There are a few things to note in the above JavaScript. First, the script will terminate early if the browser is out-of-date and doesn’t support the addEventListener API or the rem unit itself. Second, instead of setting <html> font size to an actual vw unit, it’s set to the viewport width in pixels. This means the CSS would need to scale vw values by a factor of 100 for use with rem, but avoids rounding bugs that would otherwise arise due to the limited font-size precision in Webkit.

Other viewport units can be supported in pretty much the same way. There are downsides to this approach. For instance, you can’t use rem for other purposes. And, you can only make use of one viewport unit (vw) at a time and so can’t use others like vh, vmin, or vmax.

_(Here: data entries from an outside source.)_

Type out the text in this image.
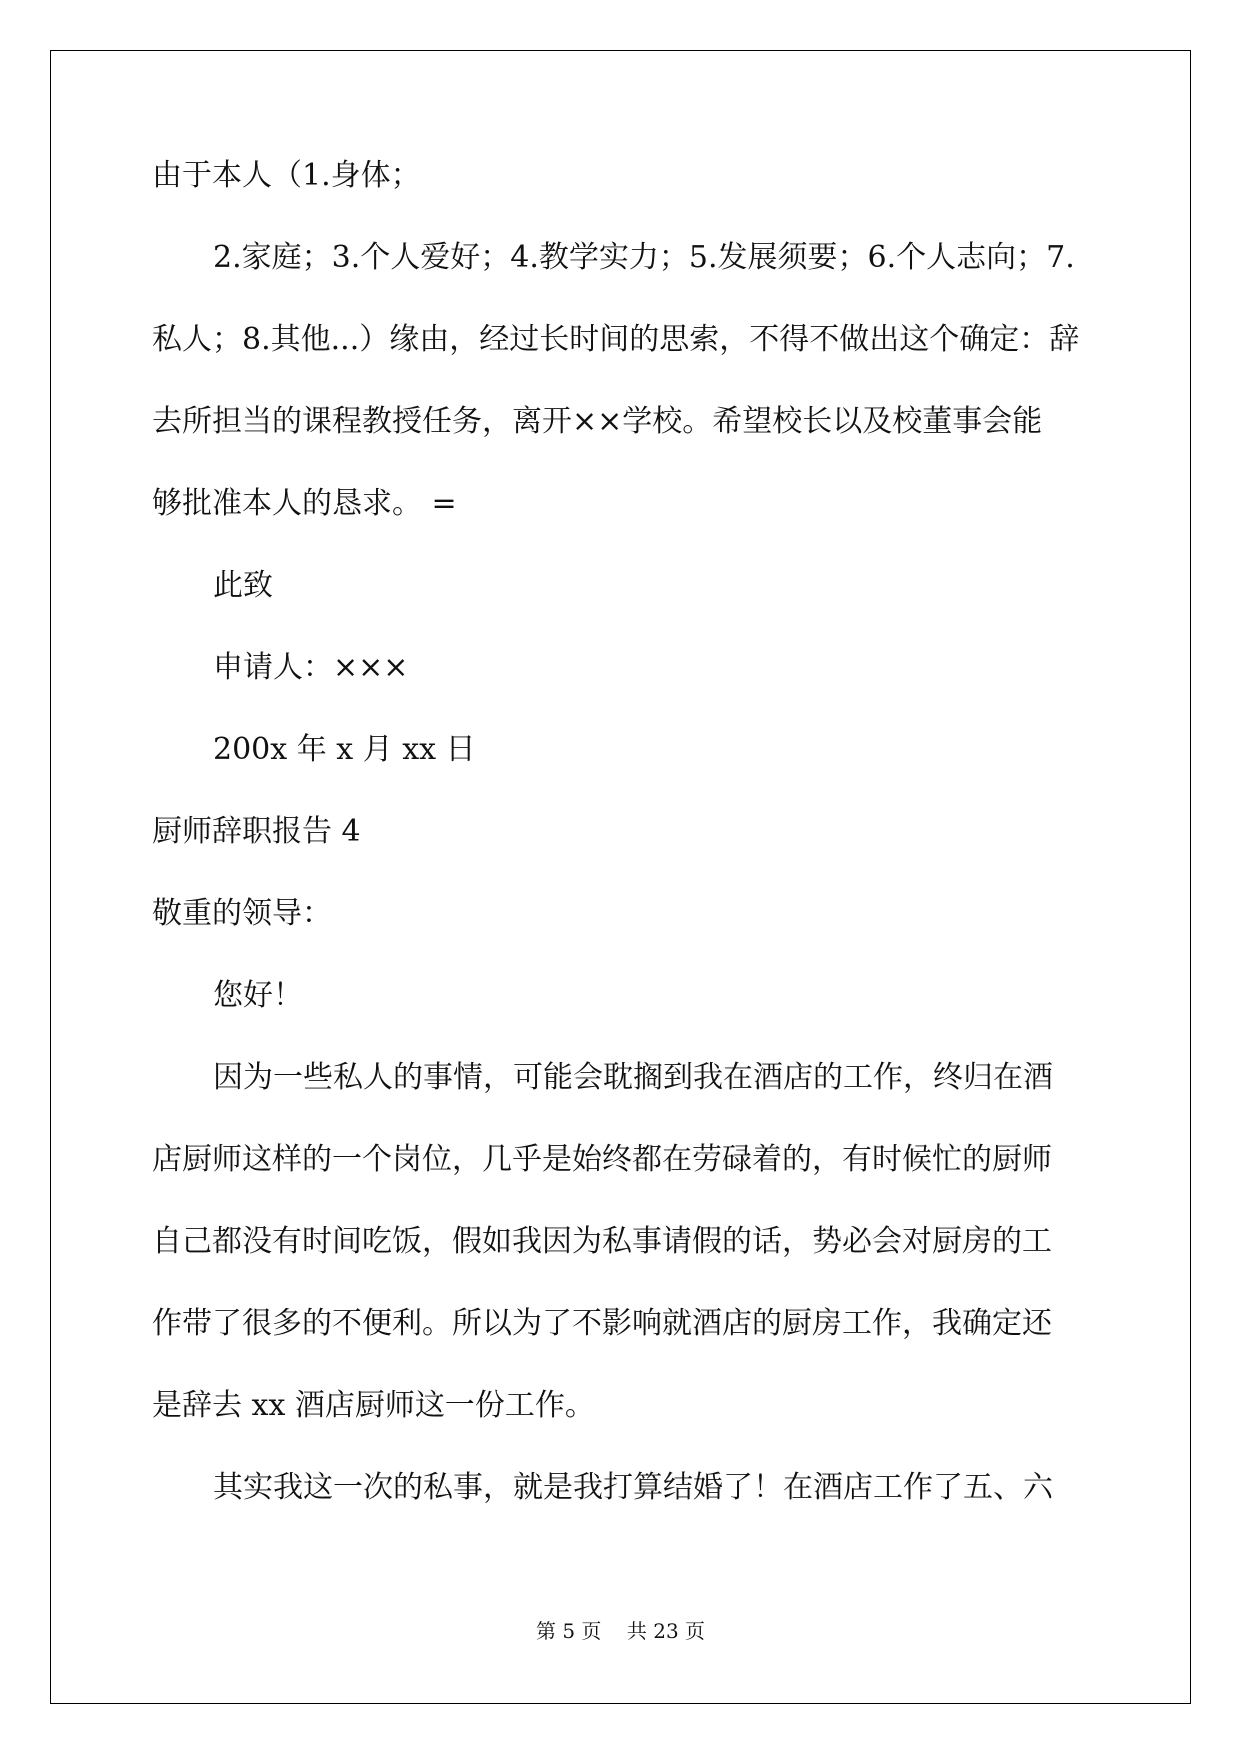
由于本人（1.身体；
2.家庭；3.个人爱好；4.教学实力；5.发展须要；6.个人志向；7.
私人；8.其他...）缘由，经过长时间的思索，不得不做出这个确定：辞
去所担当的课程教授任务，离开××学校。希望校长以及校董事会能
够批准本人的恳求。 =
此致
申请人：×××
200x 年 x 月 xx 日
厨师辞职报告 4
敬重的领导：
您好！
因为一些私人的事情，可能会耽搁到我在酒店的工作，终归在酒
店厨师这样的一个岗位，几乎是始终都在劳碌着的，有时候忙的厨师
自己都没有时间吃饭，假如我因为私事请假的话，势必会对厨房的工
作带了很多的不便利。所以为了不影响就酒店的厨房工作，我确定还
是辞去 xx 酒店厨师这一份工作。
其实我这一次的私事，就是我打算结婚了！在酒店工作了五、六
第 5 页 共 23 页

While almost no production browser today supports true CSS variables, quite a few let you cheat a bit and get one in the form of the rem unit. If you don’t need to use rem for normal font sizing, you can use it for runtime scaling of pretty much anything. If you must use rem for font sizing, you have the option of using CSS preprocessors (Sass or Less) to compute proper font dimensions, leaving the rem unit free for runtime trickery.